The reason I never used Vim was very simple: its default and widely accepted key map is absolutely awful and the advice from all Vim users is just to get used to it. You can tell they’re mostly QWERTY users used to running their hands all over the keyboard.

The real reason to not change the default key map is that vi, vim, and nvim are all heavily customizable but all make the same assumption: you will not change the normal mode keys.

The issue is that the normal mode keys are the product of idiosyncrasy:

  • HJKL is 2D movement because that’s what was printed on a keyboard 50 years ago
    • It’s not even the home row, two keys are assigned to the index finger!
  • u is undo because of mnemonics, but redo is ctrl+r because r was already take by replace.
    • But for many other functions reverting the function is shift+key!
  • ctrl+o is… Undo last motion, because why not!
  • 0 is line start, ^ is non-blank line start, $ is line end. If that makes any sense to you please enlighten me
    • You can also use | to go to line start btw
  • o is Insert new line because of its proximity to i (I think), but it’s much more closely related to a (append) as it writes a new line after the content
  • My biggest pet peeve is change taking up c, leaving copy to y being “mnemonic” as “yank”. Except yank heavily implies removing the content.

Overall, the key map is a mess.
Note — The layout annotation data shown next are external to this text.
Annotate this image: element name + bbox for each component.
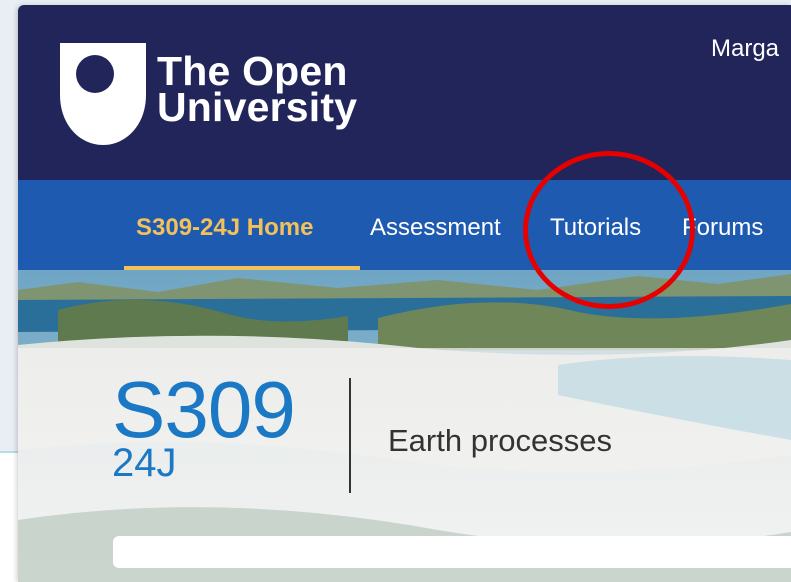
title-divider — [349, 378, 351, 493]
logo-wordmark: The Open University — [157, 51, 358, 130]
site-window: The Open University Marga S309-24J Home … — [18, 5, 791, 582]
ou-shield-icon — [60, 43, 146, 145]
course-code: S309 — [112, 365, 296, 454]
logo-line-2: University — [157, 84, 358, 130]
highlight-annotation-circle — [523, 151, 695, 309]
nav-item-home[interactable]: S309-24J Home — [136, 214, 313, 242]
nav-item-assessment[interactable]: Assessment — [370, 214, 501, 242]
course-title: Earth processes — [388, 423, 612, 458]
course-presentation: 24J — [112, 441, 177, 485]
site-header: The Open University Marga — [18, 5, 791, 180]
user-name[interactable]: Marga — [711, 35, 779, 63]
search-input[interactable] — [113, 536, 791, 568]
open-university-logo[interactable]: The Open University — [60, 43, 357, 145]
I really love the idea of having access to keys like “go to next word” without needing to press a modifier but I’d really like for them to be more intuitive.
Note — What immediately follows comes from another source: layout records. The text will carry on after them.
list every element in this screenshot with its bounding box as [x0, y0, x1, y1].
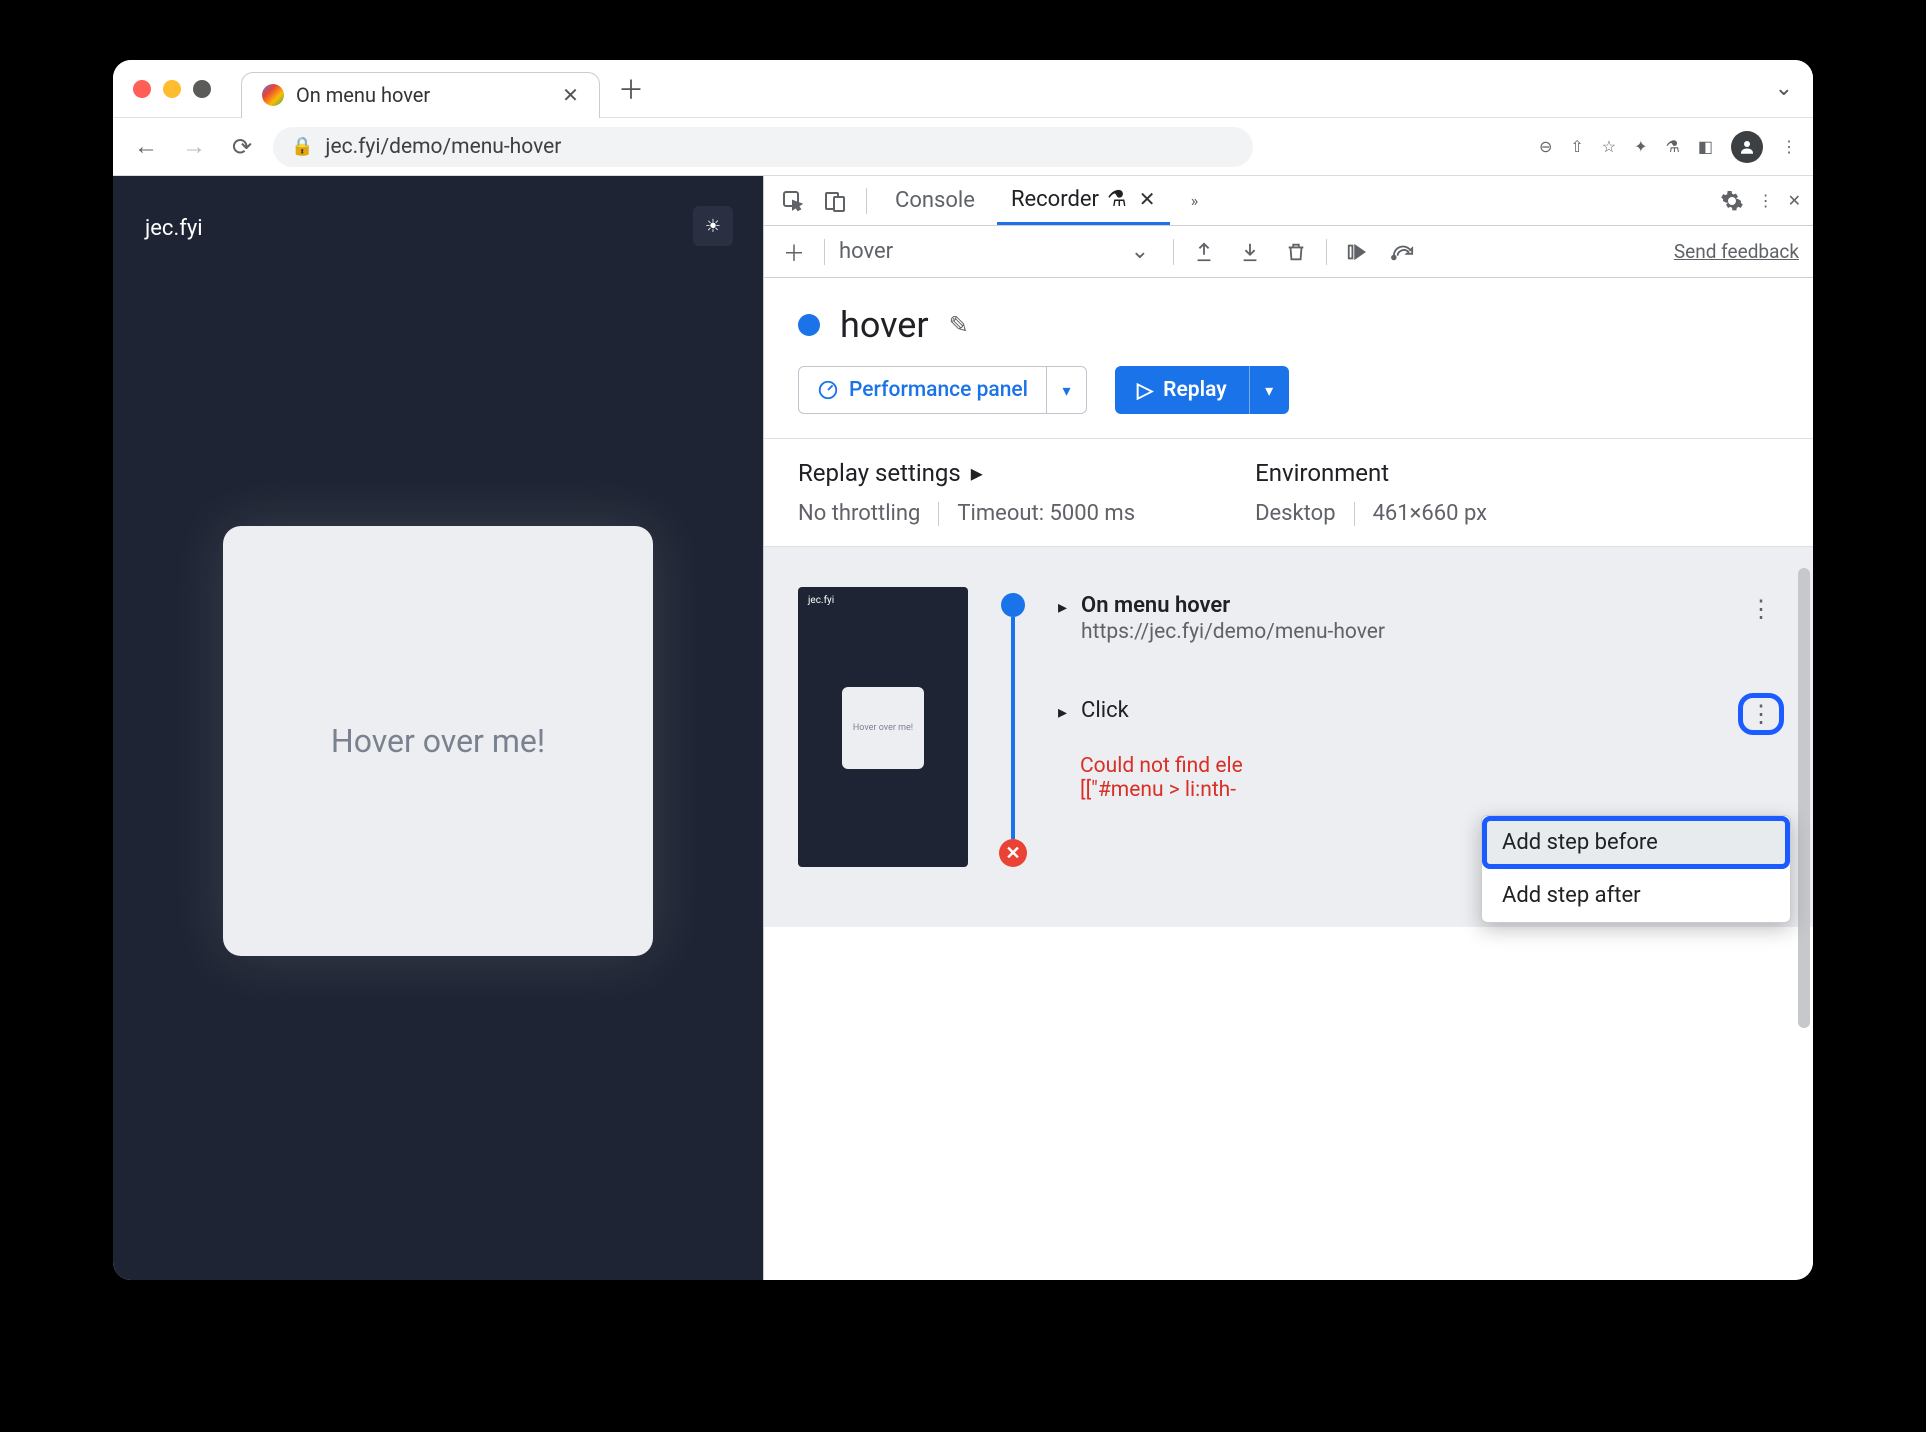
export-icon[interactable] [1188, 241, 1220, 263]
back-button[interactable]: ← [129, 130, 163, 164]
reload-button[interactable]: ⟳ [225, 130, 259, 164]
replay-settings[interactable]: Replay settings ▸ No throttling Timeout:… [798, 459, 1135, 526]
gauge-icon [817, 379, 839, 401]
tab-title: On menu hover [296, 83, 430, 107]
steps-section: jec.fyi Hover over me! ✕ ▸ [764, 547, 1813, 927]
browser-menu-button[interactable]: ⋮ [1781, 137, 1797, 156]
recording-header: hover ✎ [764, 278, 1813, 366]
chevron-down-icon: ⌄ [1131, 239, 1149, 264]
timeout-value: Timeout: 5000 ms [957, 501, 1135, 526]
settings-gear-icon[interactable] [1720, 189, 1744, 213]
recorder-toolbar: ＋ hover ⌄ [764, 226, 1813, 278]
caret-right-icon[interactable]: ▸ [1058, 698, 1067, 723]
theme-toggle-button[interactable]: ☀ [693, 206, 733, 246]
recording-indicator-icon [798, 314, 820, 336]
titlebar: On menu hover ✕ ＋ ⌄ [113, 60, 1813, 118]
browser-window: On menu hover ✕ ＋ ⌄ ← → ⟳ 🔒 jec.fyi/demo… [113, 60, 1813, 1280]
window-controls [133, 80, 211, 98]
tab-favicon-icon [262, 84, 284, 106]
minimize-window-button[interactable] [163, 80, 181, 98]
rendered-page: jec.fyi ☀ Hover over me! [113, 176, 763, 1280]
step-menu-button[interactable]: ⋮ [1743, 698, 1779, 730]
performance-panel-dropdown[interactable]: ▾ [1046, 367, 1086, 413]
share-icon[interactable]: ⇧ [1570, 137, 1583, 156]
url-input[interactable]: 🔒 jec.fyi/demo/menu-hover [273, 127, 1253, 167]
tab-close-button[interactable]: ✕ [562, 83, 579, 107]
dimensions-value: 461×660 px [1373, 501, 1488, 526]
more-tabs-button[interactable]: » [1178, 184, 1212, 218]
throttling-value: No throttling [798, 501, 920, 526]
recorder-body: hover ✎ Performance panel ▾ [764, 278, 1813, 1280]
edit-title-button[interactable]: ✎ [949, 311, 969, 339]
step-navigate[interactable]: ▸ On menu hover https://jec.fyi/demo/men… [1058, 587, 1779, 668]
labs-flask-icon: ⚗ [1107, 187, 1127, 212]
labs-icon[interactable]: ⚗ [1666, 137, 1680, 156]
timeline-line [1011, 617, 1015, 839]
tab-console[interactable]: Console [881, 177, 989, 225]
browser-tab[interactable]: On menu hover ✕ [241, 72, 600, 118]
toolbar-icons: ⊖ ⇧ ☆ ✦ ⚗ ◧ ⋮ [1539, 131, 1797, 163]
step-icon[interactable] [1387, 241, 1419, 263]
forward-button[interactable]: → [177, 130, 211, 164]
environment-settings: Environment Desktop 461×660 px [1255, 459, 1487, 526]
address-bar: ← → ⟳ 🔒 jec.fyi/demo/menu-hover ⊖ ⇧ ☆ ✦ … [113, 118, 1813, 176]
lock-icon: 🔒 [291, 136, 313, 157]
step-menu-button[interactable]: ⋮ [1743, 593, 1779, 625]
new-recording-button[interactable]: ＋ [778, 236, 810, 268]
inspect-element-icon[interactable] [776, 184, 810, 218]
step-error-text: Could not find ele [["#menu > li:nth- [1058, 754, 1779, 802]
delete-icon[interactable] [1280, 241, 1312, 263]
caret-right-icon[interactable]: ▸ [1058, 593, 1067, 618]
devtools-tabbar: Console Recorder ⚗ ✕ » ⋮ ✕ [764, 176, 1813, 226]
replay-button[interactable]: ▷ Replay ▾ [1115, 366, 1289, 414]
hover-card[interactable]: Hover over me! [223, 526, 653, 956]
recording-title: hover [840, 304, 929, 346]
import-icon[interactable] [1234, 241, 1266, 263]
caret-right-icon: ▸ [971, 459, 983, 487]
tab-list-button[interactable]: ⌄ [1775, 76, 1793, 101]
timeline-dot-icon [1001, 593, 1025, 617]
step-context-menu: Add step before Add step after [1481, 815, 1791, 923]
play-icon: ▷ [1137, 378, 1153, 403]
site-brand: jec.fyi [145, 216, 203, 241]
maximize-window-button[interactable] [193, 80, 211, 98]
devtools-menu-button[interactable]: ⋮ [1758, 191, 1774, 210]
timeline-error-icon: ✕ [999, 839, 1027, 867]
zoom-icon[interactable]: ⊖ [1539, 137, 1552, 156]
bookmark-icon[interactable]: ☆ [1602, 137, 1616, 156]
url-text: jec.fyi/demo/menu-hover [325, 135, 561, 159]
device-toggle-icon[interactable] [818, 184, 852, 218]
action-buttons: Performance panel ▾ ▷ Replay ▾ [764, 366, 1813, 438]
vertical-scrollbar[interactable] [1798, 568, 1810, 1028]
main-split: jec.fyi ☀ Hover over me! Console Recorde… [113, 176, 1813, 1280]
new-tab-button[interactable]: ＋ [618, 70, 644, 107]
extensions-icon[interactable]: ✦ [1634, 137, 1647, 156]
performance-panel-button[interactable]: Performance panel ▾ [798, 366, 1087, 414]
replay-dropdown[interactable]: ▾ [1249, 366, 1289, 414]
profile-avatar[interactable] [1731, 131, 1763, 163]
send-feedback-link[interactable]: Send feedback [1674, 240, 1799, 263]
close-window-button[interactable] [133, 80, 151, 98]
tab-recorder-close-button[interactable]: ✕ [1135, 187, 1156, 211]
tab-recorder[interactable]: Recorder ⚗ ✕ [997, 177, 1170, 225]
step-over-icon[interactable] [1341, 241, 1373, 263]
devtools-panel: Console Recorder ⚗ ✕ » ⋮ ✕ ＋ [763, 176, 1813, 1280]
settings-row: Replay settings ▸ No throttling Timeout:… [764, 438, 1813, 547]
sidepanel-icon[interactable]: ◧ [1698, 137, 1713, 156]
menu-add-step-before[interactable]: Add step before [1482, 816, 1790, 869]
recording-select[interactable]: hover ⌄ [839, 239, 1159, 264]
menu-add-step-after[interactable]: Add step after [1482, 869, 1790, 922]
step-click[interactable]: ▸ Click ⋮ [1058, 668, 1779, 754]
step-thumbnail: jec.fyi Hover over me! [798, 587, 968, 867]
device-value: Desktop [1255, 501, 1336, 526]
timeline: ✕ [998, 587, 1028, 867]
devtools-close-button[interactable]: ✕ [1788, 191, 1801, 210]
So, I just spent almost a week trying to do that:

vim key map

This is heavily work in progress and you can check the latest version here.

Here are the core tenets of this layout:

  • It is optimized for my usage with a Dvorak split orthogonal keyboard
  • Motions and operators are split
    • You alternate between those so it feels great!
  • The most important operators and functions are placed on the home row or very close keys
    • Undo, Paste, and Repeat are all there!
    • Copy and Paste are on different fingers so copy copy paste (copy line below) is a short roll
  • Motions are all location-based and related insert motions are around

I’m not satisfied with where it’s at yet. And unfortunately a ton of programs and websites use a vim-like shortcut map by default (lazygit, twitter, gmail, …), so I still need to memorize HJKL for movement anyways.

Some WiP notes:

  • Motions on the right hand might be better as it allows to enter numbers more easily from the left hand so I might try that next
    • The issue with right hand motion is that I then lose almost all mnemonics as Dvorak has consonants on the right hand
  • I might go back on b and w for word start motion as they are used by many plugins (EasyMotion) and w is also used as a text object

I think over time this will develop into its own NeoVim distribution. I want to add function hints in the form of an HUD inspired by RTS games like StarCraft 2 or Age of Empires:

StarCraft HUD

If those games can have tens of functions available to your left hand in an easy to memorize way, why can’t vim?

Conclusion #

Right now, I use:

  • A Moonlander with Healio silent linear switches
  • The Dvorak keyboard layout
  • VSCode with VSCodeVim as my main text editor, coupled with a really weird vim shortcuts map

I’m decently happy with where I’m at and my text and code editing speed, but I know I can do better and never lose my flow state!

So until I find the perfect input solution, I will keep on iterating.